One Man’s Everest by Kenton Cool by Frances Colville

Spread the love

kentoncool

You don’t have to be an expert, or even a novice climber to enjoy Kenton Cool’s memoir, One Man’s Everest. I’m a wimp of the first order when it comes to heights, particularly if there is a sheer drop in the vicinity. So was this book for me? Yes – I couldn’t put it down.

Kenton Cool (what a fabulous name for a mountaineer) has devoted most of his adult life to climbing, whether completing challenges, or as a climbing guide.  He writes with humour and self deprecating understatement which belies the enormous achievements of his career, the summit (no pun intended) of which has not in his opinion yet been reached.

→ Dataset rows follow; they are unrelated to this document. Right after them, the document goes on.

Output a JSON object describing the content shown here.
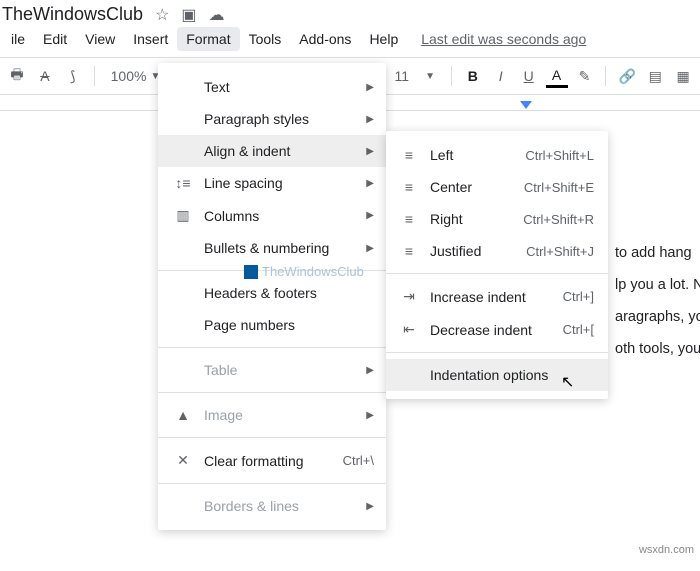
{
  "doc": {
    "title": "TheWindowsClub"
  },
  "menubar": {
    "items": [
      "ile",
      "Edit",
      "View",
      "Insert",
      "Format",
      "Tools",
      "Add-ons",
      "Help"
    ],
    "last_edit": "Last edit was seconds ago"
  },
  "toolbar": {
    "zoom": "100%",
    "fontsize": "11"
  },
  "format_menu": {
    "text": "Text",
    "paragraph_styles": "Paragraph styles",
    "align_indent": "Align & indent",
    "line_spacing": "Line spacing",
    "columns": "Columns",
    "bullets_numbering": "Bullets & numbering",
    "headers_footers": "Headers & footers",
    "page_numbers": "Page numbers",
    "table": "Table",
    "image": "Image",
    "clear_formatting": "Clear formatting",
    "clear_shortcut": "Ctrl+\\",
    "borders_lines": "Borders & lines"
  },
  "align_submenu": {
    "left": "Left",
    "left_sc": "Ctrl+Shift+L",
    "center": "Center",
    "center_sc": "Ctrl+Shift+E",
    "right": "Right",
    "right_sc": "Ctrl+Shift+R",
    "justified": "Justified",
    "justified_sc": "Ctrl+Shift+J",
    "increase": "Increase indent",
    "increase_sc": "Ctrl+]",
    "decrease": "Decrease indent",
    "decrease_sc": "Ctrl+[",
    "options": "Indentation options"
  },
  "doc_body": {
    "l1": "to add hang",
    "l2": "lp you a lot. N",
    "l3": "aragraphs, yo",
    "l4": "oth tools, you"
  },
  "watermark": "TheWindowsClub",
  "attribution": "wsxdn.com"
}
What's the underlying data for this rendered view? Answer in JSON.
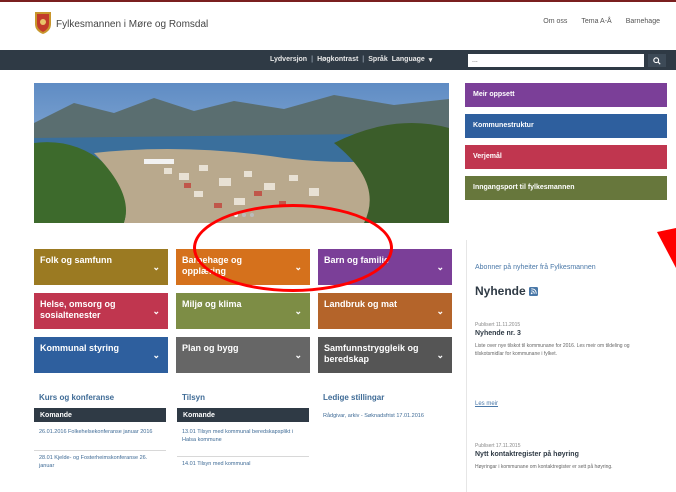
{
  "header": {
    "site_title": "Fylkesmannen i Møre og Romsdal",
    "links": [
      "Om oss",
      "Tema A-Å",
      "Barnehage"
    ]
  },
  "nav": {
    "items": [
      "Lydversjon",
      "Høgkontrast",
      "Språk",
      "Language"
    ],
    "search_value": "..."
  },
  "side_buttons": [
    {
      "label": "Meir oppsett",
      "color": "#7b3f98"
    },
    {
      "label": "Kommunestruktur",
      "color": "#2e5f9e"
    },
    {
      "label": "Verjemål",
      "color": "#c0364f"
    },
    {
      "label": "Inngangsport til fylkesmannen",
      "color": "#67773c"
    }
  ],
  "tiles": [
    {
      "label": "Folk og samfunn",
      "color": "#9b7a22"
    },
    {
      "label": "Barnehage og opplæring",
      "color": "#d5711c"
    },
    {
      "label": "Barn og familie",
      "color": "#7b3f98"
    },
    {
      "label": "Helse, omsorg og sosialtenester",
      "color": "#c0364f"
    },
    {
      "label": "Miljø og klima",
      "color": "#7d8d45"
    },
    {
      "label": "Landbruk og mat",
      "color": "#b4642a"
    },
    {
      "label": "Kommunal styring",
      "color": "#2e5f9e"
    },
    {
      "label": "Plan og bygg",
      "color": "#666666"
    },
    {
      "label": "Samfunnstryggleik og beredskap",
      "color": "#555555"
    }
  ],
  "news": {
    "subscribe": "Abonner på nyheiter frå Fylkesmannen",
    "heading": "Nyhende",
    "items": [
      {
        "date": "Publisert 11.11.2015",
        "title": "Nyhende nr. 3",
        "body": "Liste over nye tilskot til kommunane for 2016. Les meir om tildeling og tilskotsmidlar for kommunane i fylket."
      },
      {
        "date": "Publisert 17.11.2015",
        "title": "Nytt kontaktregister på høyring",
        "body": "Høyringar i kommunane om kontaktregister er sett på høyring."
      }
    ],
    "more": "Les meir"
  },
  "columns": [
    {
      "title": "Kurs og konferanse",
      "bar": "Komande",
      "items": [
        "26.01.2016 Folkehelsekonferanse januar 2016",
        "28.01 Kjelde- og Fosterheimskonferanse 26. januar"
      ]
    },
    {
      "title": "Tilsyn",
      "bar": "Komande",
      "items": [
        "13.01 Tilsyn med kommunal beredskapsplikt i Halsa kommune",
        "14.01 Tilsyn med kommunal"
      ]
    },
    {
      "title": "Ledige stillingar",
      "bar": "",
      "items": [
        "Rådgivar, arkiv - Søknadsfrist 17.01.2016"
      ]
    }
  ],
  "colors": {
    "nav_bg": "#2f3a45",
    "accent": "#3f6b96",
    "annotation": "#ff0000"
  }
}
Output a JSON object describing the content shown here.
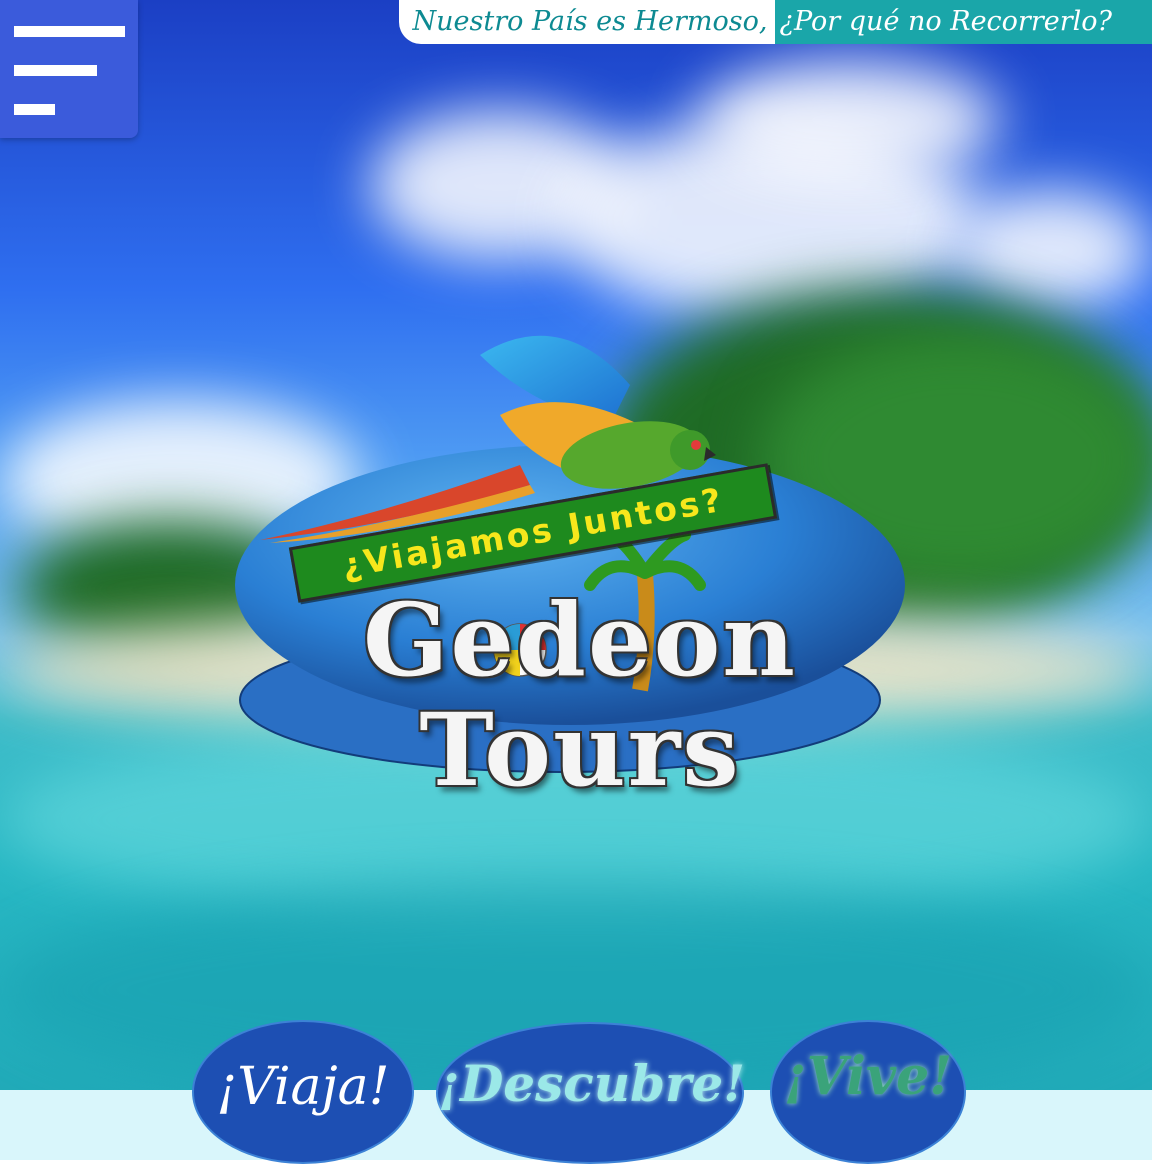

Cool keeps technical language to a minimum and while I’m sure his fellow mountaineers and climbers would find much to enjoy in the book, there is also plenty to interest the rest of us.  For this is the tale of one man’s determination to conquer not only the highest peaks in the world, but also his own physical handicaps and his self doubts about what his choice of lifestyle does to his wife and young family.  He talks about motivation and about the hardships he and fellow climbers endure.  He writes too of the toll the increasing popularity of ‘big peak’ mountaineering takes on the environment and the dangers casual commercialism brings to climbers and their support networks.  Poignantly he also talks about the terrible impact of the recent earthquake in Nepal and the devastation it has caused to a people he clearly holds in very high regard.

I’d have liked more information about how he recovered sufficiently from his ear ly accident – after which he was told that further climbing was completely out of the question – to be able to climb Everest on several occasions.  You can’t please everyone.

Perhaps appealing to a wide range of readers is one of the best tests of a successful memoir and One Man’s Everest achieves this. It is readable, inspiring, and I recommend it wholeheartedly.

One Man’s Everest will be published as a Preface hardback on 27th August 2015.